Story goes like this: You're out driving, you see a goat, you think "hot dog, that goat would make good eating!" You stop the car, and you're never seen again - eaten by the Grunch.
Don't stop for the goat! |
We called it the Grunch, but I had a friend who called it the Vampire Goat, and a teacher that called it the Devil Baby.
There have been a variety of narratives for the Grunch legend, and most of them revolve around a community of folks pressured to leave New Orleans because of some unusual genetic trait - dwarfism, albinism, stuff common enough to occur with some frequency but uncommon enough to cause distress to the population of superstitious pirate descendants. These folks banded together outside New Orleans. Now there are a few different versions of how they came to be involved with the Grunch.

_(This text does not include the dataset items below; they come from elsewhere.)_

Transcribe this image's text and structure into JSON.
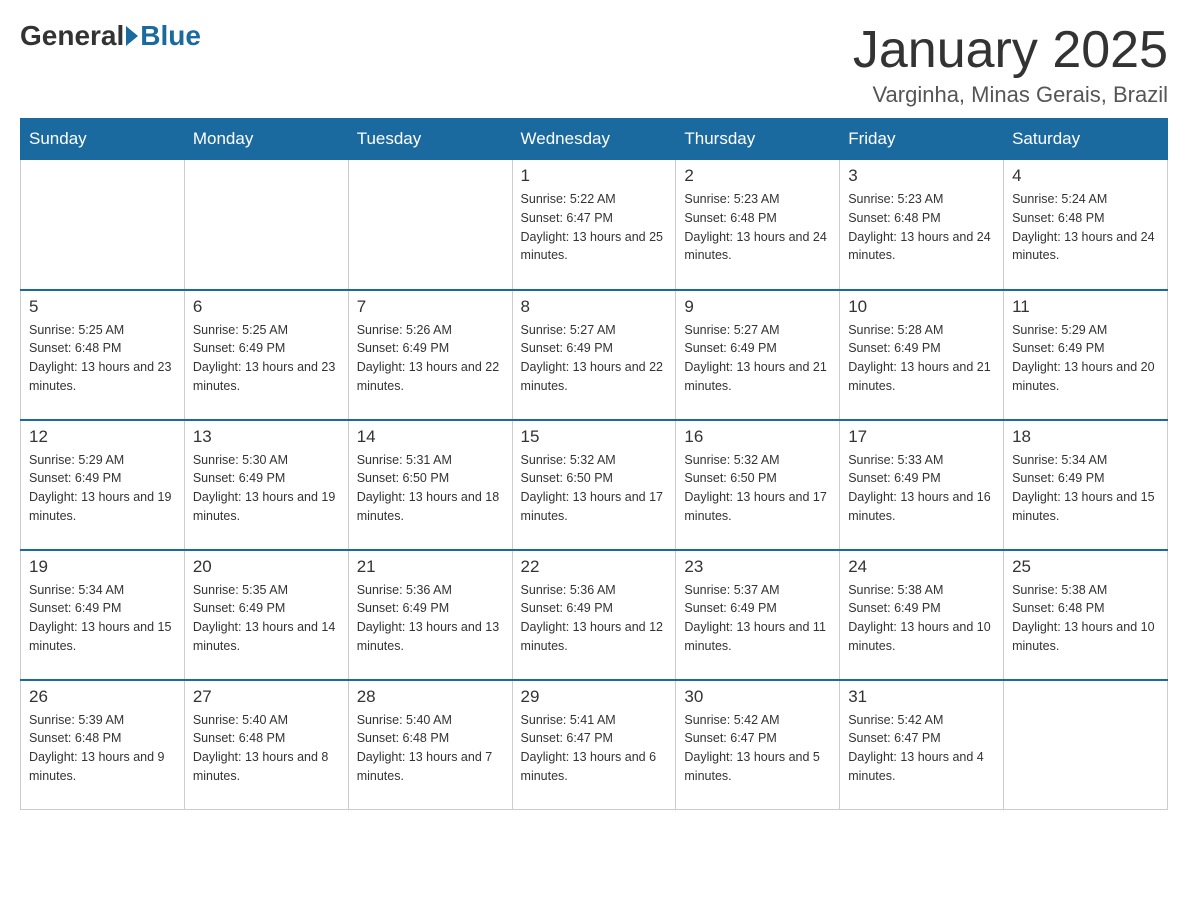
{
  "logo": {
    "general": "General",
    "blue": "Blue"
  },
  "title": "January 2025",
  "location": "Varginha, Minas Gerais, Brazil",
  "days_of_week": [
    "Sunday",
    "Monday",
    "Tuesday",
    "Wednesday",
    "Thursday",
    "Friday",
    "Saturday"
  ],
  "weeks": [
    [
      {
        "day": "",
        "info": ""
      },
      {
        "day": "",
        "info": ""
      },
      {
        "day": "",
        "info": ""
      },
      {
        "day": "1",
        "info": "Sunrise: 5:22 AM\nSunset: 6:47 PM\nDaylight: 13 hours and 25 minutes."
      },
      {
        "day": "2",
        "info": "Sunrise: 5:23 AM\nSunset: 6:48 PM\nDaylight: 13 hours and 24 minutes."
      },
      {
        "day": "3",
        "info": "Sunrise: 5:23 AM\nSunset: 6:48 PM\nDaylight: 13 hours and 24 minutes."
      },
      {
        "day": "4",
        "info": "Sunrise: 5:24 AM\nSunset: 6:48 PM\nDaylight: 13 hours and 24 minutes."
      }
    ],
    [
      {
        "day": "5",
        "info": "Sunrise: 5:25 AM\nSunset: 6:48 PM\nDaylight: 13 hours and 23 minutes."
      },
      {
        "day": "6",
        "info": "Sunrise: 5:25 AM\nSunset: 6:49 PM\nDaylight: 13 hours and 23 minutes."
      },
      {
        "day": "7",
        "info": "Sunrise: 5:26 AM\nSunset: 6:49 PM\nDaylight: 13 hours and 22 minutes."
      },
      {
        "day": "8",
        "info": "Sunrise: 5:27 AM\nSunset: 6:49 PM\nDaylight: 13 hours and 22 minutes."
      },
      {
        "day": "9",
        "info": "Sunrise: 5:27 AM\nSunset: 6:49 PM\nDaylight: 13 hours and 21 minutes."
      },
      {
        "day": "10",
        "info": "Sunrise: 5:28 AM\nSunset: 6:49 PM\nDaylight: 13 hours and 21 minutes."
      },
      {
        "day": "11",
        "info": "Sunrise: 5:29 AM\nSunset: 6:49 PM\nDaylight: 13 hours and 20 minutes."
      }
    ],
    [
      {
        "day": "12",
        "info": "Sunrise: 5:29 AM\nSunset: 6:49 PM\nDaylight: 13 hours and 19 minutes."
      },
      {
        "day": "13",
        "info": "Sunrise: 5:30 AM\nSunset: 6:49 PM\nDaylight: 13 hours and 19 minutes."
      },
      {
        "day": "14",
        "info": "Sunrise: 5:31 AM\nSunset: 6:50 PM\nDaylight: 13 hours and 18 minutes."
      },
      {
        "day": "15",
        "info": "Sunrise: 5:32 AM\nSunset: 6:50 PM\nDaylight: 13 hours and 17 minutes."
      },
      {
        "day": "16",
        "info": "Sunrise: 5:32 AM\nSunset: 6:50 PM\nDaylight: 13 hours and 17 minutes."
      },
      {
        "day": "17",
        "info": "Sunrise: 5:33 AM\nSunset: 6:49 PM\nDaylight: 13 hours and 16 minutes."
      },
      {
        "day": "18",
        "info": "Sunrise: 5:34 AM\nSunset: 6:49 PM\nDaylight: 13 hours and 15 minutes."
      }
    ],
    [
      {
        "day": "19",
        "info": "Sunrise: 5:34 AM\nSunset: 6:49 PM\nDaylight: 13 hours and 15 minutes."
      },
      {
        "day": "20",
        "info": "Sunrise: 5:35 AM\nSunset: 6:49 PM\nDaylight: 13 hours and 14 minutes."
      },
      {
        "day": "21",
        "info": "Sunrise: 5:36 AM\nSunset: 6:49 PM\nDaylight: 13 hours and 13 minutes."
      },
      {
        "day": "22",
        "info": "Sunrise: 5:36 AM\nSunset: 6:49 PM\nDaylight: 13 hours and 12 minutes."
      },
      {
        "day": "23",
        "info": "Sunrise: 5:37 AM\nSunset: 6:49 PM\nDaylight: 13 hours and 11 minutes."
      },
      {
        "day": "24",
        "info": "Sunrise: 5:38 AM\nSunset: 6:49 PM\nDaylight: 13 hours and 10 minutes."
      },
      {
        "day": "25",
        "info": "Sunrise: 5:38 AM\nSunset: 6:48 PM\nDaylight: 13 hours and 10 minutes."
      }
    ],
    [
      {
        "day": "26",
        "info": "Sunrise: 5:39 AM\nSunset: 6:48 PM\nDaylight: 13 hours and 9 minutes."
      },
      {
        "day": "27",
        "info": "Sunrise: 5:40 AM\nSunset: 6:48 PM\nDaylight: 13 hours and 8 minutes."
      },
      {
        "day": "28",
        "info": "Sunrise: 5:40 AM\nSunset: 6:48 PM\nDaylight: 13 hours and 7 minutes."
      },
      {
        "day": "29",
        "info": "Sunrise: 5:41 AM\nSunset: 6:47 PM\nDaylight: 13 hours and 6 minutes."
      },
      {
        "day": "30",
        "info": "Sunrise: 5:42 AM\nSunset: 6:47 PM\nDaylight: 13 hours and 5 minutes."
      },
      {
        "day": "31",
        "info": "Sunrise: 5:42 AM\nSunset: 6:47 PM\nDaylight: 13 hours and 4 minutes."
      },
      {
        "day": "",
        "info": ""
      }
    ]
  ]
}
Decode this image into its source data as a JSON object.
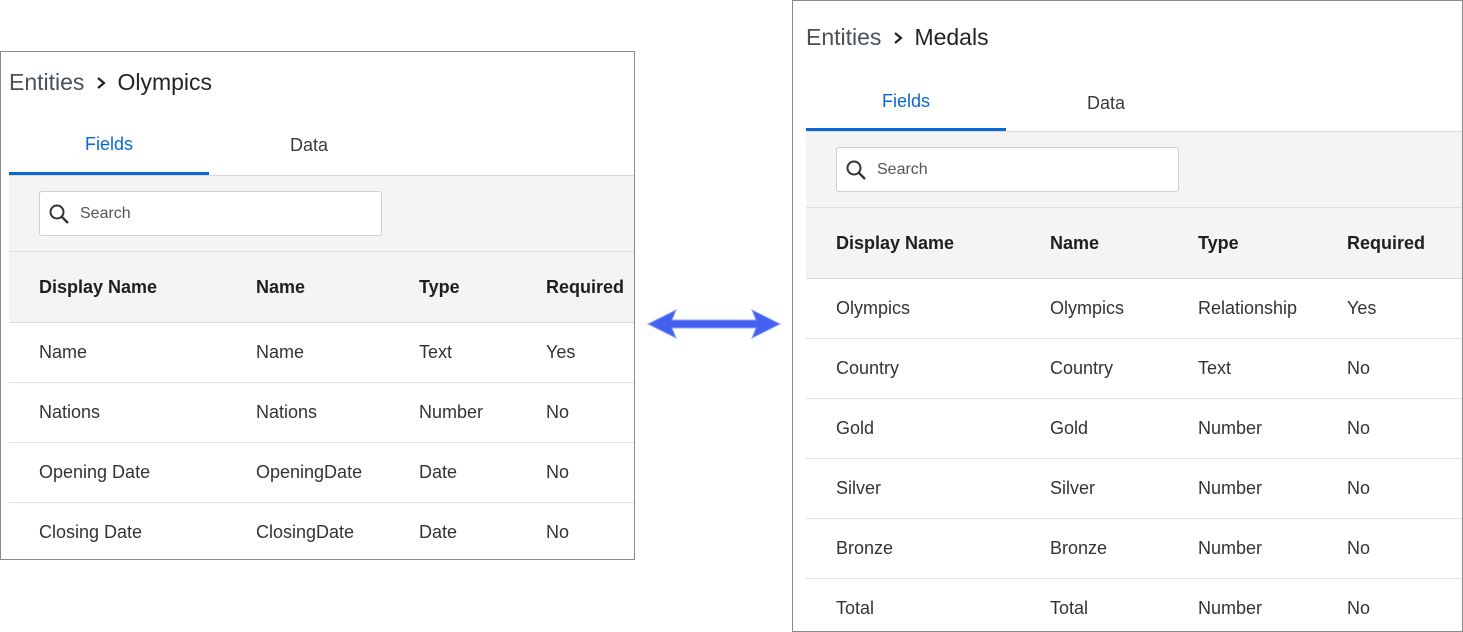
{
  "left_panel": {
    "breadcrumb": {
      "parent": "Entities",
      "current": "Olympics"
    },
    "tabs": [
      "Fields",
      "Data"
    ],
    "active_tab": "Fields",
    "search": {
      "placeholder": "Search"
    },
    "columns": [
      "Display Name",
      "Name",
      "Type",
      "Required"
    ],
    "rows": [
      [
        "Name",
        "Name",
        "Text",
        "Yes"
      ],
      [
        "Nations",
        "Nations",
        "Number",
        "No"
      ],
      [
        "Opening Date",
        "OpeningDate",
        "Date",
        "No"
      ],
      [
        "Closing Date",
        "ClosingDate",
        "Date",
        "No"
      ]
    ]
  },
  "right_panel": {
    "breadcrumb": {
      "parent": "Entities",
      "current": "Medals"
    },
    "tabs": [
      "Fields",
      "Data"
    ],
    "active_tab": "Fields",
    "search": {
      "placeholder": "Search"
    },
    "columns": [
      "Display Name",
      "Name",
      "Type",
      "Required"
    ],
    "rows": [
      [
        "Olympics",
        "Olympics",
        "Relationship",
        "Yes"
      ],
      [
        "Country",
        "Country",
        "Text",
        "No"
      ],
      [
        "Gold",
        "Gold",
        "Number",
        "No"
      ],
      [
        "Silver",
        "Silver",
        "Number",
        "No"
      ],
      [
        "Bronze",
        "Bronze",
        "Number",
        "No"
      ],
      [
        "Total",
        "Total",
        "Number",
        "No"
      ]
    ]
  },
  "connector": {
    "icon": "double-headed-arrow-icon",
    "color": "#4361ee"
  },
  "colors": {
    "accent": "#0b66d6"
  }
}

One (which I don't like because of how it cartoonizes and demonizes the outcasts) is that after a few generations of inbreeding there's a terrible cannibal kid genetically adapted to living in the swamps and hungry for human blood. The other popular take is that, consistently oppressed and occasionally attacked by New Orleans folk, the community either 1. prayed to god for OR 2. asked a vodou priestess to give them a guardian. God or the priestess obliged, and whenever someone travels the road to the settlement intent on doing the outcasts harm, they see the goat on the roadside.